Two weeks ago, we asked if you thought voice-activated A.I. queries made via Alexa, Siri, Google Assistant, or Microsoft's Cortana should be heard by humans at (or contracted by) big tech companies. The result are in... and your voice is resolute on this one.

Some 86 percent of respondents say no human should ever hear a user’s voice query.

We posed this question in the wake of news suggesting Apple was allowing contractors to listen to Siri queries. Looking at the landscape now, all four major tech companies offering voice-activated A.I. assistants (Amazon, Google, Apple, and Microsoft) have been found soliciting human contractors to listen to our voice queries. Why? In theory, a human being can understand nuances in language that a bot cannot; these companies want that analysis to further improve their assistants' language abilities.

Naturally, these big tech companies toe the line when it comes to privacy: All claim that the requests heard by humans are anonymized, and meant only to improve the service, not spy on users. Still, some alarming things can be overheard via voice-activated search. (Consider a heated argument with your partner where you said a whole lot of things in a fit of rage you definitely didn’t mean; anonymized or not, it’s an embarrassing thing to have floating around out there, heard by strangers.)

Part of the issue is some data is never truly anonymized. In 2017, Amazon agreed to hand over Alexa data in a murder case. While the accused agreed to have this data submitted as evidence in order to exonerate him, the very presence of such data is worrisome in 2019, when we're generally more aware of the broader privacy implications of such things.

For example, if a contractor overheard something illegal happening on an Alexa clip, could Amazon cross-reference the recording against its database of personalized queries, discover the user's identity, and alert the police? The company has already shown a willingness to become Big Brother; it is striking deals with cities and users to provide Ring doorbell cam footage to local police departments.

Such ethical dilemmas were foreseeable long before this news broke. The public had no idea such listening was taking place, and it’s reasonable to doubt the intentions of companies who are in the practice of gathering the data. We also didn’t know Facebook was allowing companies such as Cambridge Analytica to run amok. What you don't know can still impact your.

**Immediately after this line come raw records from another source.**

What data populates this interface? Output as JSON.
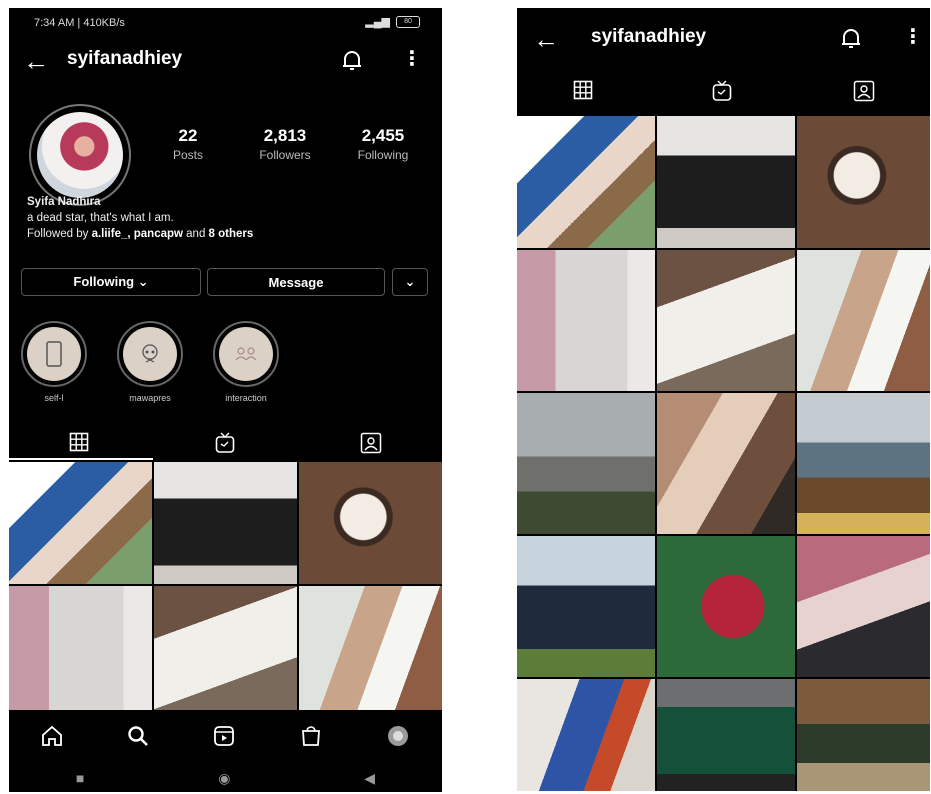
{
  "left": {
    "status": {
      "time": "7:34 AM | 410KB/s",
      "battery": "80"
    },
    "username": "syifanadhiey",
    "stats": [
      {
        "num": "22",
        "label": "Posts"
      },
      {
        "num": "2,813",
        "label": "Followers"
      },
      {
        "num": "2,455",
        "label": "Following"
      }
    ],
    "bio": {
      "name": "Syifa Nadhira",
      "line1": "a dead star, that's what I am.",
      "followed_prefix": "Followed by ",
      "followed_names": "a.liife_, pancapw",
      "followed_mid": " and ",
      "followed_others": "8 others"
    },
    "buttons": {
      "following": "Following ⌄",
      "message": "Message",
      "more": "⌄"
    },
    "highlights": [
      {
        "label": "self-l",
        "icon": "phone-icon"
      },
      {
        "label": "mawapres",
        "icon": "skull-icon"
      },
      {
        "label": "interaction",
        "icon": "people-icon"
      }
    ],
    "bottom_nav": [
      "home-icon",
      "search-icon",
      "reels-icon",
      "shop-icon",
      "profile-avatar"
    ],
    "system_nav": [
      "recent-apps-icon",
      "home-button-icon",
      "back-button-icon"
    ]
  },
  "right": {
    "username": "syifanadhiey"
  },
  "icons": {
    "back": "back-arrow-icon",
    "bell": "bell-icon",
    "more": "kebab-menu-icon"
  },
  "colors": {
    "background": "#000000",
    "text": "#ffffff",
    "muted": "#bbbbbb",
    "border": "#555555"
  }
}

Apple has since been sued for violating user privacy in recording Siri data. The U.S. Government is also joining European lawmakers to examine how companies are handling voice queries and associated data.

These A.I. platforms are all a push into ambient computing, which is the idea that we’ll simply talk to computers, rather than using keyboards and other physical input devices, in order to complete a great number of tasks. And it’s easier to speak your command than ask your brain to spin up some finger muscles, but this urge to use contractors to listen to data is nonetheless part of an arms race to commandeer marketshare for ambient computing. Our uneasiness about it likely comes from the memory of how Google ended up effectively becoming spyware for ads, and Facebook strip-mined our data for revenue, and Amazon used searches on its site to filter ads everywhere.

Ambient computing doesn’t yet have ads, but casual remarks made in the presence of an always-listening device could end up used in the course of data-mining. Stay aware.